Online privacy has been dominating the headlines for much of 2013. After it was revealed to the American public that the NSA monitors phone conversations and online activities of US citizens, there has been a heightened sensitivity towards anything deemed as an invasion of privacy. It probably doesn’t warm your hear to know that Google scans your emails in order to deliver relevant online advertising to the user.

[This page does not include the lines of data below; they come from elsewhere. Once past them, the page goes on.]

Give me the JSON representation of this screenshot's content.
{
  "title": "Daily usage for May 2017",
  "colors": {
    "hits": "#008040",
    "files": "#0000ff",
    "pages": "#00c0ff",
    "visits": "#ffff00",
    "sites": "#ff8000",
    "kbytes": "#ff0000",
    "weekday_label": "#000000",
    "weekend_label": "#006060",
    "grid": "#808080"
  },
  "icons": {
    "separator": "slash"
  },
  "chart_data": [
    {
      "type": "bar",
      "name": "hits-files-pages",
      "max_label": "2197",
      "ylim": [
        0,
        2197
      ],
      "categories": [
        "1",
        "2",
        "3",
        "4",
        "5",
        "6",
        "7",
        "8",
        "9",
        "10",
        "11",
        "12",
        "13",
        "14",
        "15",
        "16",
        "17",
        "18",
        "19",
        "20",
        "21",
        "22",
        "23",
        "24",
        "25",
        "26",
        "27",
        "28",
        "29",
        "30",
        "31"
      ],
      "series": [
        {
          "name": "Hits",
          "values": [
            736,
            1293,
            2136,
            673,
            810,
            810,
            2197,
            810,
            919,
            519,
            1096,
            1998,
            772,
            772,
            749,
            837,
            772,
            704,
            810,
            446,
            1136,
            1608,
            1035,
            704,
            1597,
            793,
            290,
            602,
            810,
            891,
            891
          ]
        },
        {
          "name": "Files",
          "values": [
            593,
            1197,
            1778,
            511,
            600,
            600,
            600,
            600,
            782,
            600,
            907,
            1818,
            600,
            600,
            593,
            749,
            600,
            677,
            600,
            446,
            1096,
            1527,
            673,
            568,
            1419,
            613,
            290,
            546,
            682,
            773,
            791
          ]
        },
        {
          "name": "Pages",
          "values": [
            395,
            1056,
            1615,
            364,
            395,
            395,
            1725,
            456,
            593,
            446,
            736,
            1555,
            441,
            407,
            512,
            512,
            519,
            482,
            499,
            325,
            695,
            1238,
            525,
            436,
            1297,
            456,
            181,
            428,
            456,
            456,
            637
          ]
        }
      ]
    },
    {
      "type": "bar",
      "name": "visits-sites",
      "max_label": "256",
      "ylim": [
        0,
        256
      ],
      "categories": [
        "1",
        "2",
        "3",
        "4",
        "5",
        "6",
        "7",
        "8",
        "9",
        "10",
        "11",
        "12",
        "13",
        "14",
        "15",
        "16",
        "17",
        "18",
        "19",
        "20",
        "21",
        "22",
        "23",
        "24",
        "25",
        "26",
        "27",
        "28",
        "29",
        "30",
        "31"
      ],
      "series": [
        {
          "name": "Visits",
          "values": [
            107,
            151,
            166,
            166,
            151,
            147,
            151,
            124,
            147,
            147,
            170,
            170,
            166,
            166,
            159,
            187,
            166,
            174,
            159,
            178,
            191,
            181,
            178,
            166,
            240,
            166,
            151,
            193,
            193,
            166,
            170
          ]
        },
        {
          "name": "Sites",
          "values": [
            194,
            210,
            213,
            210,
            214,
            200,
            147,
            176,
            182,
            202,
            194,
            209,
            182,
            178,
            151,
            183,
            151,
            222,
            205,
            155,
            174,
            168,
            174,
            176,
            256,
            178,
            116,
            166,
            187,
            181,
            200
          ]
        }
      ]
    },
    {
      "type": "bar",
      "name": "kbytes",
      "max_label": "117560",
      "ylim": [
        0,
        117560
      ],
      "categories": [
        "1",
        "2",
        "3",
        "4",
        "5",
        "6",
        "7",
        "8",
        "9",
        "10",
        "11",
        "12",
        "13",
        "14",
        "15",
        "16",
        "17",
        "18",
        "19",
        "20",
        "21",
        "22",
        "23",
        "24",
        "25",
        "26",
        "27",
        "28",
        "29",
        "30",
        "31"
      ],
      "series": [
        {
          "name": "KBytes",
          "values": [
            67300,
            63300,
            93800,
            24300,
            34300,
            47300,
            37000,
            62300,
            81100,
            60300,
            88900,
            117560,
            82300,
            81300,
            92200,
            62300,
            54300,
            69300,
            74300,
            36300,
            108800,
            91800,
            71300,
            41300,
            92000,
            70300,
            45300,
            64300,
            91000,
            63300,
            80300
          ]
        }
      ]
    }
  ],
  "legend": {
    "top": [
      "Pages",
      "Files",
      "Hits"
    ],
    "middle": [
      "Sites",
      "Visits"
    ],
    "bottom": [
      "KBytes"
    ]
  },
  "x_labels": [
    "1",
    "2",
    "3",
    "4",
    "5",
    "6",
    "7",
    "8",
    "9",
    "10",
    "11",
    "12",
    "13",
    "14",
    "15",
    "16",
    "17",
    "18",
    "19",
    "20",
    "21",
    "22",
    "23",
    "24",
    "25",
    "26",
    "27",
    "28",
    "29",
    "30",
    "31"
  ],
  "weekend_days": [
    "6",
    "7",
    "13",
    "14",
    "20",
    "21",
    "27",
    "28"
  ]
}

Online Advertising That Knows You As Well As You Do
Yesterday, a federal judge ruled that Google may have violated wiretapping laws by monitoring its users’ Gmail accounts. Keywords pulled from your personal emails are then used to target online ads on your browser. This practice has been a part of Google’s and Yahoo’s business models for some time. Online advertising is the most profitable aspect of their businesses so it’s not necessarily surprising that they’ll use their resources in order to make their advertising platform more effective.
Google points to a provision of the Wiretap Act in which there is room for email service providers to monitor emails that originated from their service. However, Judge Lucy Koh disagrees; believing that the provision does not intend to provide limitless leeway to email service providers.
Google is “disappointed” by the ruling and claims that its users give consent to the email scanning in the end-user agreement (that you surely read word-for-word). They are, of course, petitioning for an appeal.
Gmail, launched in 2004, is the world’s largest email service, with more than 425 million global users in 57 different languages. Google Adwords, originally released in 2000, is their primary advertising product, brought in revenues of $42.5 billion in 2012 alone.